Fünf Tipps gegen Stress im Alltag

20. Februar 2017

Viele Menschen fühlen sich im Alltag gestresst und haben das Gefühl, dass ihnen alles über den Kopf wächst. Da negativer Stress belastend ist und auf Dauer zu gesundheitlichen Problemen führen kann, sollte man dafür sorgen, dass der Alltag wieder stressfreier und entspannter wird. Wie man dabei am besten vorgeht, zeigen die folgenden Tipps.

Bestandsaufnahme – Ursachen für den Stress ergründen

Wer sich häufig gestresst fühlt, schlapp und müde ist und nicht entspannen kann, der sollte zunächst darüber nachdenken, warum dies so ist. Eine Bestandsaufnahme des Alltags kann dabei helfen. Nimmt man zum Beispiel im Job zu viele fremde Aufgaben an? Ist der Tagesablauf im Job schlecht organisiert oder wird man häufig durch Störungen bei der Arbeit unterbrochen? Kann man nicht nein sagen und wird deshalb von anderen für alle möglichen Aufgaben eingesetzt?

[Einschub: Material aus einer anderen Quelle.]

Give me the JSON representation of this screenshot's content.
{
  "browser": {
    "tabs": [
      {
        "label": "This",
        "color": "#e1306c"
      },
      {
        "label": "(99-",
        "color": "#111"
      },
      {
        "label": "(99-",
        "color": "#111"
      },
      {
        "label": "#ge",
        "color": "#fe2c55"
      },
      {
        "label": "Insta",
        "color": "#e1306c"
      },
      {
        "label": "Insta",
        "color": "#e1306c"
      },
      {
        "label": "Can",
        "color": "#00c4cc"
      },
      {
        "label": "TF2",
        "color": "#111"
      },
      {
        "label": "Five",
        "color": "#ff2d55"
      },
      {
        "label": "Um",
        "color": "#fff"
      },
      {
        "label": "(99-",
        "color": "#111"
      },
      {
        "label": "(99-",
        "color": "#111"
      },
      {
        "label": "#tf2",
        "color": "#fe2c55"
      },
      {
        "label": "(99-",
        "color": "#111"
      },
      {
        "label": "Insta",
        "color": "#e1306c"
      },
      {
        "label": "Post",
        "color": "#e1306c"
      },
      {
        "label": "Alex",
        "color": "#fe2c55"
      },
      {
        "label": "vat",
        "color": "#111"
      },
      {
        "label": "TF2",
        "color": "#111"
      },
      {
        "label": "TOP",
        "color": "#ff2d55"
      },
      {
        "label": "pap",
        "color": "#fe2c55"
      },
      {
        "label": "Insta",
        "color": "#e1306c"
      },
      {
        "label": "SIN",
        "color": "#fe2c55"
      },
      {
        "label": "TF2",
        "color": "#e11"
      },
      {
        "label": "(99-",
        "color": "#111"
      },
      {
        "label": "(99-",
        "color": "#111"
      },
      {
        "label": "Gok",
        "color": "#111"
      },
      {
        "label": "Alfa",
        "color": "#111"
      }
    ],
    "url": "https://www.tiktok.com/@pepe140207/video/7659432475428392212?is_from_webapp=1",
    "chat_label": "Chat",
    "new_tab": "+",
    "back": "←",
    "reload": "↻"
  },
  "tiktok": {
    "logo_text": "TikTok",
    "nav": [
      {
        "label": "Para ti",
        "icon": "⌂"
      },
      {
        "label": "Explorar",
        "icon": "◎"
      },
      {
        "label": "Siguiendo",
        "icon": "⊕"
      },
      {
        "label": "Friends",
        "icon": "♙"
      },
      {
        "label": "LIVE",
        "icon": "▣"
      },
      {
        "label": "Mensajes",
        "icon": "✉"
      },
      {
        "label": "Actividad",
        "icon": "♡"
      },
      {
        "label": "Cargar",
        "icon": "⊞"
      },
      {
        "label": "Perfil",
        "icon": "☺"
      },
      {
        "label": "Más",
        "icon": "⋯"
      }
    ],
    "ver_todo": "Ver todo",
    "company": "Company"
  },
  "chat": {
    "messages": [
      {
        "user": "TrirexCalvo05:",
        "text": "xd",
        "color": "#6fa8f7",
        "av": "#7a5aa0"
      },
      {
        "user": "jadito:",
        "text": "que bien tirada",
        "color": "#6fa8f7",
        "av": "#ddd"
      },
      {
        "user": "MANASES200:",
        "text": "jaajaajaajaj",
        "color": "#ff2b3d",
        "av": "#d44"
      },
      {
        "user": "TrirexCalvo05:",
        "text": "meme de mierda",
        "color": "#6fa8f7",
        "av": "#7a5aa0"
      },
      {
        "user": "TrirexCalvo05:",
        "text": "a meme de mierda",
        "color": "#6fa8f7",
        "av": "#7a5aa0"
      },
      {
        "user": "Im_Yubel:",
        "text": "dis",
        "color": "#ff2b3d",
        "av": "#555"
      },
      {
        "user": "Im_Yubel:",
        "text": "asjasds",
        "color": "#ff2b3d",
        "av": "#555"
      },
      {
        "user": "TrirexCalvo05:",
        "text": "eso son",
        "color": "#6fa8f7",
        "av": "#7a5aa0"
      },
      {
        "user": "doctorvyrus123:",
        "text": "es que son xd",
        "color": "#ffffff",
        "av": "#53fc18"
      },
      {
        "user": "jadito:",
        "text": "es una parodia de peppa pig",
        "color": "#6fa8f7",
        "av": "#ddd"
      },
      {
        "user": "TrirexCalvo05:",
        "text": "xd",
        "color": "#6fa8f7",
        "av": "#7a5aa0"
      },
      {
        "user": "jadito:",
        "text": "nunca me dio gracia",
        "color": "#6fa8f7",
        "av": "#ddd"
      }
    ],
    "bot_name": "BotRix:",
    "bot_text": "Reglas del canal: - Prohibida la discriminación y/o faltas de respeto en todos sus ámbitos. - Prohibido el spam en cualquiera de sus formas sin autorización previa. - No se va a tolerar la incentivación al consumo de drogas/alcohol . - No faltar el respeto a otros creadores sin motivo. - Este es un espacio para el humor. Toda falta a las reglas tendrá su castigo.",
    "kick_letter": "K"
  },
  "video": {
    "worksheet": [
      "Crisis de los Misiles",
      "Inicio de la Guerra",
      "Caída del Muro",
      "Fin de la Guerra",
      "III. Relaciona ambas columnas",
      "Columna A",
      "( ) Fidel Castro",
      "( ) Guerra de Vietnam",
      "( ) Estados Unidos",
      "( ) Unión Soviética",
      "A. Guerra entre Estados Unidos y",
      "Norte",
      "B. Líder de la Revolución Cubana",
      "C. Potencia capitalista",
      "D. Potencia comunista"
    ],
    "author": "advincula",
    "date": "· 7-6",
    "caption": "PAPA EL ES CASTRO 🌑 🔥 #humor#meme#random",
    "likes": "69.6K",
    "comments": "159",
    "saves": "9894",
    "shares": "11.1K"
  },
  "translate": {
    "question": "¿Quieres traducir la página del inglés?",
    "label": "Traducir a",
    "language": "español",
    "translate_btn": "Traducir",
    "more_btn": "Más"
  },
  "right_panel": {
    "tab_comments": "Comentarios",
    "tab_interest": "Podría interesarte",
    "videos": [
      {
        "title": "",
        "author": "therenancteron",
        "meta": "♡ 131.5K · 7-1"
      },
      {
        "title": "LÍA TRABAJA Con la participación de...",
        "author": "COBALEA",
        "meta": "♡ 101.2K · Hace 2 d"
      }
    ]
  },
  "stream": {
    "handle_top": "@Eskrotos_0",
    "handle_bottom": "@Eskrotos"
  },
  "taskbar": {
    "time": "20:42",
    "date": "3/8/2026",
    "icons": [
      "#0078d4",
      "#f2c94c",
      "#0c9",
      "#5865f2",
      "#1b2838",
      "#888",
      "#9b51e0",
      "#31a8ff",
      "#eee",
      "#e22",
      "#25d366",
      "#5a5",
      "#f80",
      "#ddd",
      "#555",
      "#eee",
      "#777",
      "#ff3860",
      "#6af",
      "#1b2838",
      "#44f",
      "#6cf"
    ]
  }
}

Tut man zu Hause vielleicht zu viel des Guten, weil man es allen recht machen will, obwohl die Kinder oder der Ehepartner auch Aufgaben übernehmen könnten? Wer seinen privaten und beruflichen Alltag einmal genau unter die Lupe nimmt, wird sicher Faktoren finden, die für zu viel Stress verantwortlich sind.

Stressabbau durch Delegieren von Aufgaben

Hat man durch die Bestandsaufnahme im Alltag einen oder mehrere Punkte gefunden, die Stress verursachen, sollte man anfangen, Aufgaben abzugeben. Im Haushalt hilft ein klärendes Gespräch mit der Familie, in dem man klar darlegt, dass man nicht mehr alle Aufgaben alleine bewältigen wird und ab sofort bestimmte Aufgaben auch von anderen Familienmitgliedern übernommen werden müssen.

Sinnvoll ist dabei, die Aufgaben auch direkt zu verteilen, da sich sonst niemand wirklich dafür zuständig fühlt. Eine schriftliche Aufstellung, wer welche Aufgaben übernehmen soll, kann hilfreich sein. Wichtig ist auch, die abgegebenen Aufgaben ab dann auch wirklich nicht mehr zu erledigen. Nach anfänglichem Chaos wird der Rest der Familie schnell merken, dass die Aufgaben zu erledigen sind, da es sonst niemand tut.

Auch im Beruf können Aufgaben, die zuviel sind, nach einem klärenden Gespräch mit Kollegen oder dem Vorgesetzten delegiert werden. Hat man aus Freundlichkeit irgendwann einmal eine Aufgabe übernommen, die gar nicht in das eigentliche Aufgabengebiet gehört, sollte man diese genauso freundlich wieder abgeben.

Zeitmanagement

Wer sich schnell ablenken lässt – zum Beispiel durch unwichtige Telefonate, den kleinen Plausch zwischendurch oder Ähnliches – braucht für Aufgaben, die Konzentration erfordern, viel länger. Vor Arbeiten, die man konzentriert erledigen muss, sollte man daher dafür sorgen, dass man in dieser Zeit nicht gestört wird.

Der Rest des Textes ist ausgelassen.